Aborder son agression fut difficile, mais il savait qu’il devait en passer par là. Il en ressentait le besoin. Il n’en avait parlé à personne, hormis à Barbara qui était présente ce soir-là. Il l’avait rencontrée dans le train, par le plus grand des hasards. Il lui parla aussi des cauchemars qu’il faisait depuis. Après lui avoir raconté sa soirée chez Marc, il ne put s’empêcher de verser quelques larmes, relâchant toute la pression accumulée. Il se sentait soulagé. Son angoisse commençait à disparaître et elle serait moins impressionnante à supporter quand elle l’envahirait de nouveau. Il remercia profondément son ami de l’avoir écouté.
Tristan ressentit la pression qu’avait pu endurer son ami. Il le félicita d’avoir pu lui en parler, après avoir gardé ça pour lui si longtemps.
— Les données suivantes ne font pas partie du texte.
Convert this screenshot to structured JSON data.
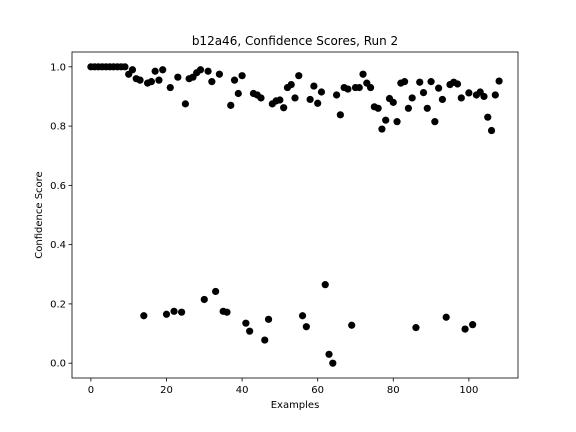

— Te retrouver ce soir me fait du bien. Il s’est passé tellement de choses pour nous deux depuis septembre, dit-il de tout son cœur.
Il était presque vingt trois heures quand le téléphone les fit sursauter.
— Paul, c’est Tom. Rickie vient de sortir de chez moi…Tristan est toujours avec toi ? Je peux passer te voir ?
— Oui, il est toujours là. Il vient de m’apprendre pour Marc. Tu as de ses nouvelles ? Comment va-t-il ? Pourquoi Rickie ne nous a-t-il pas prévenus ?
— Marc est toujours dans le coma. Les médecins ne savent pas s’il va s’en sortir. Ça fait dix jours qu’il va lui rendre visite tous les après-midi.
— Viens, on t’attend, répondit aussitôt Paul.